There is a Cambria hotel in South Boston (the Cambria Hotel Boston, Downtown-South Boston) but the property was developed and is managed separately. The only thing the two hotels have in common is that they’re both part of the same franchise. There are roughly 130 Cambria properties either open or in the works across the country. Warshaw, who is also the developer behind the 35-story Raffles Boston Back Bay Hotel & Residences, is partnering with his Raffles cohort, hotelier Gary Saunders, on the new venture. The Saunders Hotel Group manages the Somerville Cambria. Despite the partnership, don’t expect the Cambria to go over-the-top like Raffles. Jordan said one of his goals in creating the hotel was making sure that it felt like part of the neighborhood. To do that, he turned to designer Bill Rooney of Bill Rooney Studio.

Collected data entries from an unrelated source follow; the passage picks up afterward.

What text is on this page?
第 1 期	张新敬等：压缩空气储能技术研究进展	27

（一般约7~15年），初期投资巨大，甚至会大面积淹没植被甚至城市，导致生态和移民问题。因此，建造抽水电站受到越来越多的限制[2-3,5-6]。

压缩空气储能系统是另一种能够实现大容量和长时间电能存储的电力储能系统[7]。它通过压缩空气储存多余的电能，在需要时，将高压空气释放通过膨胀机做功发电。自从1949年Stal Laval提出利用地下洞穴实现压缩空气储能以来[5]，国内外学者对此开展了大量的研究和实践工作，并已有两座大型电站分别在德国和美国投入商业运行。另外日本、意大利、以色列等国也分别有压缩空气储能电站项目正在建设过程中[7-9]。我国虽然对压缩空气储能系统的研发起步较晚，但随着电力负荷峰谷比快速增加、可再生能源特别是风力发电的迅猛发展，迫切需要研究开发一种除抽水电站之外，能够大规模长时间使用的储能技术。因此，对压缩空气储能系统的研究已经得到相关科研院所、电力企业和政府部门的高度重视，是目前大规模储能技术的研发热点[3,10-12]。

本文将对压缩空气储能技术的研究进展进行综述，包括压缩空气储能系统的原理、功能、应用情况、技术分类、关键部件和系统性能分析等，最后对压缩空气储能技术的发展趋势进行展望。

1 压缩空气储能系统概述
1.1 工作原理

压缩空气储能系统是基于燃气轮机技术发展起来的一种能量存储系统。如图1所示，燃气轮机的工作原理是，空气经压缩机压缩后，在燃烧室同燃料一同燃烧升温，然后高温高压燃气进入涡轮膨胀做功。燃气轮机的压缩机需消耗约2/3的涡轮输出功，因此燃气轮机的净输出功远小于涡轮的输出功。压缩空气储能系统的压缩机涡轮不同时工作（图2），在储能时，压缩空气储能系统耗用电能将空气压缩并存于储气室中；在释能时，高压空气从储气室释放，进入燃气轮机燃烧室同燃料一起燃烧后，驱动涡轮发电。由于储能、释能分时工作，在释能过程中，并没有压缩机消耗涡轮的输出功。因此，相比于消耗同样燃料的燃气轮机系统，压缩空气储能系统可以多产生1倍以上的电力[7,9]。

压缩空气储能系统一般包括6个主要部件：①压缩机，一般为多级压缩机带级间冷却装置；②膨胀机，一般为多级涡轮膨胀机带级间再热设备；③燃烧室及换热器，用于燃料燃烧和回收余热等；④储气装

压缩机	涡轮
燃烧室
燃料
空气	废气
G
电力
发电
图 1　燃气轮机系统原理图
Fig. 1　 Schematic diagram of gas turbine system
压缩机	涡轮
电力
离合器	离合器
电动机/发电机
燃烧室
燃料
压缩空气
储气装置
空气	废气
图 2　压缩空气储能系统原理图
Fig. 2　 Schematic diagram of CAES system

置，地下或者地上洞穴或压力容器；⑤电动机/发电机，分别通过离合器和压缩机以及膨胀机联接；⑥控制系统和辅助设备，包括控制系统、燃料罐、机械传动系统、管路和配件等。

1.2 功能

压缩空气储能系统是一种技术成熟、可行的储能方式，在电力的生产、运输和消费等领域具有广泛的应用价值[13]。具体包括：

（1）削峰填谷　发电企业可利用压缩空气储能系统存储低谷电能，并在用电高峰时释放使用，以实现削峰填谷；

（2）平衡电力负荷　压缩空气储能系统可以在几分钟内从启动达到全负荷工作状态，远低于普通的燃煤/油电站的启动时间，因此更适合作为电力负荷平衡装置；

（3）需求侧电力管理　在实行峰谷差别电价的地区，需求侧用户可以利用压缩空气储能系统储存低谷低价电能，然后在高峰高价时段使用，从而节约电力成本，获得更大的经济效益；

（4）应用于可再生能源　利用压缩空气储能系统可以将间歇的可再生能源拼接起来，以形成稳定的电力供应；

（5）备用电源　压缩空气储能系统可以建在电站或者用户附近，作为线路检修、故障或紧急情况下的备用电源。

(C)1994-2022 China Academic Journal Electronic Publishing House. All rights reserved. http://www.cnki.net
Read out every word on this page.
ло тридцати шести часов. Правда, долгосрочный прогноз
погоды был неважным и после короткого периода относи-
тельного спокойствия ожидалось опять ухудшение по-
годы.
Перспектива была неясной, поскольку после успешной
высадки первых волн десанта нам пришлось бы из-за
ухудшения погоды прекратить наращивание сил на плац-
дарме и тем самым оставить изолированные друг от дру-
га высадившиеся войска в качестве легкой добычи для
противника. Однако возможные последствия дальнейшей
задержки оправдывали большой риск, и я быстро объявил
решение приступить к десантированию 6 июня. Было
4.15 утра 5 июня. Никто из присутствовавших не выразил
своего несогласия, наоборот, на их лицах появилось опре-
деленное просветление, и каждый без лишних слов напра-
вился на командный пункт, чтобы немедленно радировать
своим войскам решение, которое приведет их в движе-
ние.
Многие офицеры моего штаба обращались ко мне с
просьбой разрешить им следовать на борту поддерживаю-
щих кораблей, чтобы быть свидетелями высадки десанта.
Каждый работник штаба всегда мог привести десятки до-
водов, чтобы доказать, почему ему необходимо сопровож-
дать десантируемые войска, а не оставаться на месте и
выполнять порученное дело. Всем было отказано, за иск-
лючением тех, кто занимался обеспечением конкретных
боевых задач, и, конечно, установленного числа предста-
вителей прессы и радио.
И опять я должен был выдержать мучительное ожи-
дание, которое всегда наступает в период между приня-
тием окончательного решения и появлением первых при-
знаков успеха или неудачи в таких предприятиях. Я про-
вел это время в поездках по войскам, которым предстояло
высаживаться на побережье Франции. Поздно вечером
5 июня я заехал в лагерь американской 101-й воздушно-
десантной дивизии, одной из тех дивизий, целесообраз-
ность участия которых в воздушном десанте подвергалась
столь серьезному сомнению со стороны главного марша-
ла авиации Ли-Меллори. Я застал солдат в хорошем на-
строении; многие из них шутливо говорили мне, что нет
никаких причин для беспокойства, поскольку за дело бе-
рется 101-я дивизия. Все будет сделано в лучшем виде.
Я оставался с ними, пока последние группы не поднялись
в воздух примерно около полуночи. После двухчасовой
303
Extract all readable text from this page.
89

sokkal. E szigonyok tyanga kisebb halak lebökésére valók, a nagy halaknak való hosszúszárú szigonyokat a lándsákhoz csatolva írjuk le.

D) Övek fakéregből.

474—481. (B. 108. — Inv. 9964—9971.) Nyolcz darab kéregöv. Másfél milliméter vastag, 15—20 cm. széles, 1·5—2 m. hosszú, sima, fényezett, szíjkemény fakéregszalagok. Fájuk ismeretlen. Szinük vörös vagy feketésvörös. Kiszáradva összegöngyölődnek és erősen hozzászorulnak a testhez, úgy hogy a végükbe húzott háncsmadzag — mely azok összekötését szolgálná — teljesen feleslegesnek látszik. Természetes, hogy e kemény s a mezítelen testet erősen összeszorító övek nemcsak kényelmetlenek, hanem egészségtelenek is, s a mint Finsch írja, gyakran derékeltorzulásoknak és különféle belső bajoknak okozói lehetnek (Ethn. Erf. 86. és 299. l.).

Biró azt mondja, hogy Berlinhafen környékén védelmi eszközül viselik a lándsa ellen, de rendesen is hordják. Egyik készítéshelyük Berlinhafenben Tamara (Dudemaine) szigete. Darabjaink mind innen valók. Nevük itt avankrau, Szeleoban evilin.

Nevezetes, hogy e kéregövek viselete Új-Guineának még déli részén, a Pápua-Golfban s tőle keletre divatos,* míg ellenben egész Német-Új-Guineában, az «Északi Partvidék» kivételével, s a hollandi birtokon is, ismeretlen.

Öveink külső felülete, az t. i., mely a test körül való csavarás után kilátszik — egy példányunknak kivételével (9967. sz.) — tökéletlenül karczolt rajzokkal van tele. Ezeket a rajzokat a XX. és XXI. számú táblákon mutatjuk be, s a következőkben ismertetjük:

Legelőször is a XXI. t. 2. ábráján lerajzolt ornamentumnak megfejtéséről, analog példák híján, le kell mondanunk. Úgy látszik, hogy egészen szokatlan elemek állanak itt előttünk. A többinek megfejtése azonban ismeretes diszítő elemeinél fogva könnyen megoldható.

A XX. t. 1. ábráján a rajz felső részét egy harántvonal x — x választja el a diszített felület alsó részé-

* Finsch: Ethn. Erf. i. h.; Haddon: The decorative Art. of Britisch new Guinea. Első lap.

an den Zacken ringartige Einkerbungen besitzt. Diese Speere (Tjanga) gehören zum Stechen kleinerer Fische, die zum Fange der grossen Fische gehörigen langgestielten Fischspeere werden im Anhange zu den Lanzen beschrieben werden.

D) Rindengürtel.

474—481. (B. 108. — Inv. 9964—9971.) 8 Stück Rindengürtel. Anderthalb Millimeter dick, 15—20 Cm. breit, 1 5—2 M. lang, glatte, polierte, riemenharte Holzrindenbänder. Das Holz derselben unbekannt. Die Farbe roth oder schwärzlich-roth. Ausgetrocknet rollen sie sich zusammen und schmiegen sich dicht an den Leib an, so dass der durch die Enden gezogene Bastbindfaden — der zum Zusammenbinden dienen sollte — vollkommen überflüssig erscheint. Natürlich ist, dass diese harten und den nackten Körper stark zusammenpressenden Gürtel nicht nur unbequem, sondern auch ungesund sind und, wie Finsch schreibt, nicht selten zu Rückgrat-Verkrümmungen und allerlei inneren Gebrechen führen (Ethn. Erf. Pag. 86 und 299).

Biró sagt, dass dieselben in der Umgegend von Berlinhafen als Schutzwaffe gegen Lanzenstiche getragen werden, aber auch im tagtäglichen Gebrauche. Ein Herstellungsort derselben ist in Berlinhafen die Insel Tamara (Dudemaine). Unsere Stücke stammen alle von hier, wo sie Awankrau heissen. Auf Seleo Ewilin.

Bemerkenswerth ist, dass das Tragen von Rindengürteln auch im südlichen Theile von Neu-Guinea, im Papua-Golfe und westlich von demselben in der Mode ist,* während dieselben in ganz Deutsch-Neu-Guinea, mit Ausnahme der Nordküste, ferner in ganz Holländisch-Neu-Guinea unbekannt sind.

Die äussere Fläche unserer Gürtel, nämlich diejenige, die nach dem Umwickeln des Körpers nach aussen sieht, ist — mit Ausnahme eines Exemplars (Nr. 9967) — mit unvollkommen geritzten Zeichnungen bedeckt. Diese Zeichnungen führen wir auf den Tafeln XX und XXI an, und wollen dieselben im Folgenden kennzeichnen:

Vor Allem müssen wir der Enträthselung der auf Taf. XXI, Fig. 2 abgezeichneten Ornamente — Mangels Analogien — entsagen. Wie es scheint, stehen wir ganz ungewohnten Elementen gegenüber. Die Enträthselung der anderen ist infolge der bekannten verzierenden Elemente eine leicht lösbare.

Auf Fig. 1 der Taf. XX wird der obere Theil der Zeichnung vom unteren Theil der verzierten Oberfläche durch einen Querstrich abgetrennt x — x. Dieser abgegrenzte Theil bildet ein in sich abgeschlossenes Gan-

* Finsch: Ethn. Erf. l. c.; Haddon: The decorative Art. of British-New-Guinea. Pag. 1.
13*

The New York-based Rooney, who has designed interiors for properties such as the Charles Hotel, the Liberty, and the Four Seasons One Dalton, added very subtle nods to Somerville’s industrial past. Look carefully at the wallpaper in the guest rooms and you’ll see rivets create the windowpane check pattern. The navy blue wallpaper and navy wainscotting, a refreshing change from the overwhelming number of neutral hotel rooms in Boston, are a nod to colleges in the area. At least it brings to mind colleges without putting the spotlight on any one school.
“The region is so rich in history. It almost has its own vocabulary, and that’s something that I really love tying into,” Rooney said. “But I’m not here to create a period piece. What we’d like to do is to create something that juxtaposes the history and the youthful energy of the area. It’s got that loose light industrial connection, but it’s also very tailored. I really wanted the end result to feel fun and playful.”
Next on the Cambria to-do list is the launch of a game room, exact games to be announced. But Warshaw sees it as another way to incorporate the unique looking hotel into the neighborhood.
“I refuse to do anything that feels cookie cutter or corporate or anything like that,” Warshaw said. “So from residential buildings to hotels, I want them to be unique. I want them to have a boutique feel. I want them to be something that doesn’t feel like any place you’ve ever been, and I think that is definitely true for the Cambria.”